28 Likewise, even as it happened in the days of Lot: they ate, they drank, they bought, they sold, they planted, they built;
Desgelijks ook als het was in de dagen van Lot; zij aten, zij dronken, zij kochten, zij verkochten, zij plantten, zij bouwden;
29 but in the day that Lot went out from Sodom, it rained fire and sulfur from the sky, and destroyed them all.
maar op den dag dat Lot van Sodom uitging, regende er vuur en solfer van den hemel en verdelgde allen.
30 It will be the same way in the day that the Son of Man is revealed.
Op dezelfde wijze zal het zijn op den dag dat de Zoon des menschen openbaar zal worden.
31 In that day, he who will be on the housetop, and his goods in the house, let him not go down to take them away.

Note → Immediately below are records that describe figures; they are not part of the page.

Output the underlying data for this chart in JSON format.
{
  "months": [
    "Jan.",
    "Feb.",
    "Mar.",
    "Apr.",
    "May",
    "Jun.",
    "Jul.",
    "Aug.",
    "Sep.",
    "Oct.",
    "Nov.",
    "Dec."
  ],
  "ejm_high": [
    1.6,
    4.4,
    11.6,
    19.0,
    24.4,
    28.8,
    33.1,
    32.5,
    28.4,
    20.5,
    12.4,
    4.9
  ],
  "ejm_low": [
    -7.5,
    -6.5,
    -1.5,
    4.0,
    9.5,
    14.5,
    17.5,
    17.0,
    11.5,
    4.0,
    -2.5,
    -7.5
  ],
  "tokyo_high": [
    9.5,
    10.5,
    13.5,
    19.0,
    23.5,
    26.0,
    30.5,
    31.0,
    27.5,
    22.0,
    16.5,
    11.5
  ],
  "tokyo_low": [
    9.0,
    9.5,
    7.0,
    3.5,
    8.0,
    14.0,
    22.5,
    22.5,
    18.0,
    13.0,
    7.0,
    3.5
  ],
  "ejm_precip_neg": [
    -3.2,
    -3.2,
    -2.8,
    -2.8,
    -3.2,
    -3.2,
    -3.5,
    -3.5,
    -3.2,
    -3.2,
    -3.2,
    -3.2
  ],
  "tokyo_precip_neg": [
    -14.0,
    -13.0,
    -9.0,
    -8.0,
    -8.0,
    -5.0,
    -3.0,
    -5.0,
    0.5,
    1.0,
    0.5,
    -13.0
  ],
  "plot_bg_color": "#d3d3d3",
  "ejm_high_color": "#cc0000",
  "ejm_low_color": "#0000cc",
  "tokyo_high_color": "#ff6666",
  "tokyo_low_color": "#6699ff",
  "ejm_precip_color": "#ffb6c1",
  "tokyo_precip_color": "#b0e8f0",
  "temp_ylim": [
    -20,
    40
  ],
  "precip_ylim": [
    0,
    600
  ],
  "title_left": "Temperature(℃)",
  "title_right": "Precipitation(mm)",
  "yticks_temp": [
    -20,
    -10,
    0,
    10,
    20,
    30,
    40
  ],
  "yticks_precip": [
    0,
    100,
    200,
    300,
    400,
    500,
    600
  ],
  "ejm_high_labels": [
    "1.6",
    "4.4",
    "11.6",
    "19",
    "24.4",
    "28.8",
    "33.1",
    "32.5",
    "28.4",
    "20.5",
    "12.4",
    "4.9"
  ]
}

Let him who is in the field likewise not turn back.
In dien dag, wie op het dak is en zijn huisraad is in huis, hij kome niet naar beneden om het te grijpen, en die op den akker is keere ook niet terug tot hetgeen hij achterliet.
32 Remember Lot's wife.
Gedenkt aan de vrouw van Lot.
33 Whoever seeks to keep his life will lose it, but whoever loses it will preserve it.
Wie zijn leven zal zoeken te behouden, die zal het verliezen, en wie het zal verliezen, die zal het bewaren.
34 I tell you, in that night there will be two people in one bed. The one will be taken, and the other will be left.
Ik zeg ulieden: In dien nacht zullen er twee op één bed zijn; de een zal worden meegenomen en de andere achtergelaten.
35 Two will be grinding grain together; one will be taken and the other left.
Twee zullen er samen aan het malen zijn; de eene zal worden meegenomen, maar de andere achtergelaten.
Twee zullen er op den akker zijn; de een zal worden meegenomen en de andere achtergelaten.
37 They, answering, asked him, "Where, Lord?" He said to them, "Where the body is, there will the vultures also be gathered together."
En zij antwoordden en zeiden tot Hem: Waar, Heere? En Hij zeide tot hen: Waar het lichaam is, daar zullen zich ook de arenden verzamelen.